‘Grip basit bir solunum yolu hastalığı değil’

Tıbbi Mikrobiyoloji Ana Bilim Kısmı Öğretim Üyesi Prof. Dr. Selim Badur, üst teneffüs yolu enfeksiyonları ile grip ortasındaki farklar ile korunma tekniklerine ait değerlendirmede bulundu.
Küresel ısınma meselesine bağlı olarak grip aktivitesinin, ülkemizin de bulunduğu coğrafyada artık kasım sonu üzere başladığını ve mayıs ayı sonuna dek devam ettiğini kaydeden Prof. Dr. Badur, grip aşısının kasım ayından itibaren yapılması gerektiğini söyledi. Gripten korunmada el hijyeni ve maske kullanımının tesirli olduğunu hatırlatan Prof. Dr. Badur, grip aktivitesinin tesirli olduğu periyotta kalabalık ortamlara girilmemesini önerdi.
‘GRİP HER YIL 3-5 MİLYON KİŞİYİ ETKİLİYOR’
‘GRİP KAMYON ÇARPMIŞ ÜZERE HİSSETTİRİYOR’
Gribin belirtilerine dikkat çeken Prof. Dr. Badur, “Grip, ani başlayan ateş ve çok halsizlik, öksürük, boğaz ağrısı, baş ağrısı, burunda tıkanıklık, akıntı, kas ve eklem ağrıları ile seyreder. Hastalar gribin bu özellikleri ile karakterize klinik tabloyu sıklıkla ‘kamyon çarpmış’ üzere diye tanımlamaktadır. Ateş, eklem ve kas ağrılarının olmaması, nezle (soğuk algınlığı) üzere daha hafif seyreden öbür teneffüs yolu hastalıklarını düşündürür” dedi.
‘RİSKLİ KÜMELERDE TEHLİKELİ SONUÇLARA YOL AÇABİLİR’
Gribin bilhassa riskli kümeler üzerindeki tesirlerine dikkat çeken Prof. Dr. Selim Badur, “Grip kolay bir teneffüs yolu hastalığı değildir. Riskli kümelerde direkt ya da kalp krizi, inme riskini artırarak dolaylı ölümlere yol açabilmektedir” ikazında bulundu.

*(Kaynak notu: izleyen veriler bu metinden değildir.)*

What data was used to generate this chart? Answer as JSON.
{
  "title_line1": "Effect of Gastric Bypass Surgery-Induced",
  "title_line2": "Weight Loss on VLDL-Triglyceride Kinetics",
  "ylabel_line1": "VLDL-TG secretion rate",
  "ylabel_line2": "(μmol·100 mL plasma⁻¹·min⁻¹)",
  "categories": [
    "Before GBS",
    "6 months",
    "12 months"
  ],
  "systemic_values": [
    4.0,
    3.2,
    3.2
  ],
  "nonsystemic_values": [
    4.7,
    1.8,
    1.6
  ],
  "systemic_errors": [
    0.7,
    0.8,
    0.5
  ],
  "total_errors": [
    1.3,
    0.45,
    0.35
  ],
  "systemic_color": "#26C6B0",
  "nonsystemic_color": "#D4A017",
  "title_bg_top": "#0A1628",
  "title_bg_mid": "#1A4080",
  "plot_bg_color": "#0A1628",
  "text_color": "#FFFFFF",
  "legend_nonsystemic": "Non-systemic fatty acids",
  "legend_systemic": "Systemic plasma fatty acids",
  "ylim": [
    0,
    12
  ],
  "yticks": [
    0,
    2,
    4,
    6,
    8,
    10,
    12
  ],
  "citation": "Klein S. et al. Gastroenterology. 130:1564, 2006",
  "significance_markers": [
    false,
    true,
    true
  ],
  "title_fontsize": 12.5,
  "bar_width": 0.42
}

Grip ve üst teneffüs yolu enfeksiyonlarında risk kümesinde bulunanların Dünya Sıhhat Örgütü (DSÖ) tarafından tanımlandığını kaydeden Prof. Dr. Badur şunları söyledi:
“Risk kümeleri, aslında aşılanması gerekenler listesinde yer alan bireylerdir; bu kümeleri listeleyen DSÖ, 65 yaş üstü bireyleri, 6 ay-5 yaş ortası çocukları, kronik hastalığı olanları, sıhhat çalışanlarını, hamileler ve altta yatan hastalığı olan (astım, diyabet, HIV ile enfekte olanlar, kronik kalp-akciğer-böbrek hastalığı olanlar gibi) şahısları risk kümeleri olarak tanımlamıştır.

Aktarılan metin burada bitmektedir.